Listening to one of my favorite song sets - lots of genres, lots of everything - all of it gorgeous in blended notes and in lyrics. Tucked in among the wonderful for this past week and the one to come, there's this...

"The wisest men still find their way
by the light He gives from day to day
and the strength that's found in knowing
that He came to earth to save.

Sometimes life can be so hard
but there's always rest inside his arms...

The wisest men still find their way to Jesus."

Oh, to be wise enough to never, ever stop seeking Him. For the strength to stand and stand and stand again.  To love greatly in what seem like the tiniest things that really are the gigantic things. In the days when what I am and what I do seems like so much less than enough. For the gift of remembering to refocus and fix my eyes on forever with Him and not to leave anyone behind for my not having shared. For the grace and mercy of having a heart of flesh, squishy to the point that joy and sorrow flow freely down my face for all to see. Always with the thankful things set before me, so that I do not lose my way in selfish, vain, discontented wandering.

And that in seeking, I am not the only one who comes to see the King ♥

With a hug to Carl Cartee. Quote from his song, "The Wisest Men"


Thursday, April 5, 2018

quiet farewelling

Just after supper, as Jamie and Ila disappeared to the basement shop to paint a new beehive they are building and Meredith and Samuel rushed out to enjoy the last hour and a half of the day, I stepped out onto the porch to read. During what should have been a delightful meal with my family, I discovered that my frustration fuse was unbearably short. I needed a breath of perspective.

So, I gathered a yummy cup of coffee and my current read and found a rocker on the front porch.

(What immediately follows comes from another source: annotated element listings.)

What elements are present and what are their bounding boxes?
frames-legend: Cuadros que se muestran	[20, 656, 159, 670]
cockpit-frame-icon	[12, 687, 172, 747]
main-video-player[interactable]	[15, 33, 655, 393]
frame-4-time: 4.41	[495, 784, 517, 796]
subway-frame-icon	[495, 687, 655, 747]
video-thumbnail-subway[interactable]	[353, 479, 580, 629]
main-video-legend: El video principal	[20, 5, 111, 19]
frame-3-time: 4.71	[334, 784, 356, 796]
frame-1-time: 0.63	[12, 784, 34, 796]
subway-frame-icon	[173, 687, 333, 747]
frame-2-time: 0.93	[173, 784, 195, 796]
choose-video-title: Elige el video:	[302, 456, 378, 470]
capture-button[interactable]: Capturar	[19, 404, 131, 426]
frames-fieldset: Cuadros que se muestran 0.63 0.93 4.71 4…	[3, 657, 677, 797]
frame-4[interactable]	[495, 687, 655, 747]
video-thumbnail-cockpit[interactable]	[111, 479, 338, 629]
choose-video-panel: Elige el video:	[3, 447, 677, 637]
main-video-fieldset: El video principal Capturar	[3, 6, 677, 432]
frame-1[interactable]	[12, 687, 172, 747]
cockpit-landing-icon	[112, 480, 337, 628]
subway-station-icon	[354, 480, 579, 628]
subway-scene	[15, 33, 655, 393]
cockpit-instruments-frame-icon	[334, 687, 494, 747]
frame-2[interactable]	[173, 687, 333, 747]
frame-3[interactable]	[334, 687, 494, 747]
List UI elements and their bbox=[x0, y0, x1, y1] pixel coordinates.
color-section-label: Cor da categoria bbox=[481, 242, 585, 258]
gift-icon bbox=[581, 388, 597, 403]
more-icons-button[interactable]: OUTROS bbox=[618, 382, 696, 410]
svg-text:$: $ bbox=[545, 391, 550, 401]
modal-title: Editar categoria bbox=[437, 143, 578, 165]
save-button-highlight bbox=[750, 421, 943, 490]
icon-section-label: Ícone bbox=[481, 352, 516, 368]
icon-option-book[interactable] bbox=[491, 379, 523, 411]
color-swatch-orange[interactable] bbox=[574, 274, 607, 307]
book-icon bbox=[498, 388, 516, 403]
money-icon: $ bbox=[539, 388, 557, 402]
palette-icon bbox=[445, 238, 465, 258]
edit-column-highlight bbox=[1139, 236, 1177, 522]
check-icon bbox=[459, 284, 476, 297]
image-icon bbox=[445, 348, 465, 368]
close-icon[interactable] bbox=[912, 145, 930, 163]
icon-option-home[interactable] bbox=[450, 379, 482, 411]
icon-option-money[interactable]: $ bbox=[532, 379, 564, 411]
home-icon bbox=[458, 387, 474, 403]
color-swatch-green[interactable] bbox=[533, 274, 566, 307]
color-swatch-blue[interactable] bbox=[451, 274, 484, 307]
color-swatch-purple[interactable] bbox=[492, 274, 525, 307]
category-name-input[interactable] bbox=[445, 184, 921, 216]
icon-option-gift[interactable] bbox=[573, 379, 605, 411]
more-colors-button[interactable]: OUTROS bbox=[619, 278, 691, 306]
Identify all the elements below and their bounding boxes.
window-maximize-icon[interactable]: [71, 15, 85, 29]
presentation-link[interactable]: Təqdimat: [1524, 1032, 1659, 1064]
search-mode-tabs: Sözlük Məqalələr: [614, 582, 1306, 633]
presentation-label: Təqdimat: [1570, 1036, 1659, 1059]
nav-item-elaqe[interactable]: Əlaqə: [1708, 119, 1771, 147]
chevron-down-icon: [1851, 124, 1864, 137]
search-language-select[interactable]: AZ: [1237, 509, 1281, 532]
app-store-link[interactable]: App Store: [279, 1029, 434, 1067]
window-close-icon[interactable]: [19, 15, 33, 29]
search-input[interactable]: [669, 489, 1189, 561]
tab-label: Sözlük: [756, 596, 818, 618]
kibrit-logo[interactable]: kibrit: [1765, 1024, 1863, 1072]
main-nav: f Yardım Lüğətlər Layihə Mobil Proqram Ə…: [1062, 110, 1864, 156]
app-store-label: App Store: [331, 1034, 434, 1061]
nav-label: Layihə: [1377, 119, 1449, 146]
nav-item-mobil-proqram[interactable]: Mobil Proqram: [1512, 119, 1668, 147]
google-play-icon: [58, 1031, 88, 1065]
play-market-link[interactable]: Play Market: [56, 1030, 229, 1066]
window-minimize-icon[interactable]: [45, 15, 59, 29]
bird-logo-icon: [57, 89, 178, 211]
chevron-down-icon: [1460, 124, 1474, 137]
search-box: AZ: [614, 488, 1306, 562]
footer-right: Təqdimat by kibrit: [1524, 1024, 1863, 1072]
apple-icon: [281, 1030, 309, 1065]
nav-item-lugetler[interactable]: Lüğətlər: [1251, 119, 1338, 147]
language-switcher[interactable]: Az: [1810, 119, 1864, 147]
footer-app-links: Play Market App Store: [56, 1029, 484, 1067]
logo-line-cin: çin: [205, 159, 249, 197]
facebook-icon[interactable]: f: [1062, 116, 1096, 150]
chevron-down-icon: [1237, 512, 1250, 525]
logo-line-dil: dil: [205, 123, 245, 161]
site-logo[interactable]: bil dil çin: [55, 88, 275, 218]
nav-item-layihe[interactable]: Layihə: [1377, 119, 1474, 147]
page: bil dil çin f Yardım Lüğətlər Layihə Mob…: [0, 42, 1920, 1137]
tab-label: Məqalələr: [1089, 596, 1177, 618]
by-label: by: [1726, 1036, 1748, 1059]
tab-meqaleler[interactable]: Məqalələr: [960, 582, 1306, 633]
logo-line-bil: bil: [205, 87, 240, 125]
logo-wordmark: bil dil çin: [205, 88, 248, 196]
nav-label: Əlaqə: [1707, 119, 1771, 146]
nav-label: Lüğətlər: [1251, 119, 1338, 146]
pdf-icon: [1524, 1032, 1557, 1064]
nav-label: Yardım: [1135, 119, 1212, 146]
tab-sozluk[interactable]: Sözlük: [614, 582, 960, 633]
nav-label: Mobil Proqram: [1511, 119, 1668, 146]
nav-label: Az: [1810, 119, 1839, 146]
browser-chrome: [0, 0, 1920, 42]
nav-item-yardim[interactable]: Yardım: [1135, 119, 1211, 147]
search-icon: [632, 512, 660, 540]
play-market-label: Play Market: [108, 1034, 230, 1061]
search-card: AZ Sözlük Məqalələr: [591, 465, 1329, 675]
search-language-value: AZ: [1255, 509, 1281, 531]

This weather is deliciously springtime, crisp and cool and life-giving, isn't it? I had just sat down and opened my book when M & S came around the corner by the big camellia chirp-chirping in their own special sibling speak and having a marvelous time. Can you guess my reaction? It was UGH! Another huge indicator that the time I was taking to breathe was urgently needed.

I spoke to them gently, told them I loved them to pieces and particles, and asked could they please be off around the house, because my mom-radar was going off every time I heard their voices. They grinned and said, "Sure, Mom!" and trooped away giggling.

Perhaps it was fifteen minutes total, then, that I spent out there rocking and reading (even turning on the porch light for the last couple of paragraphs so I could finish my chapter). And then I stood there by the porch railing watching as the day gave way to night, a beautiful quiet fare-welling that I would have missed had I not taken the time to step away.

I am unspeakably grateful for the Father's encouragement to step outside and see, and to read and see, and to look inside and see, and to look up and see. A hint, a tiny glimpse of His perspective was just what was so sorely needed. What a joy now to head away from this spot of recording the joy -- into the joy of reading aloud to my sweetlings.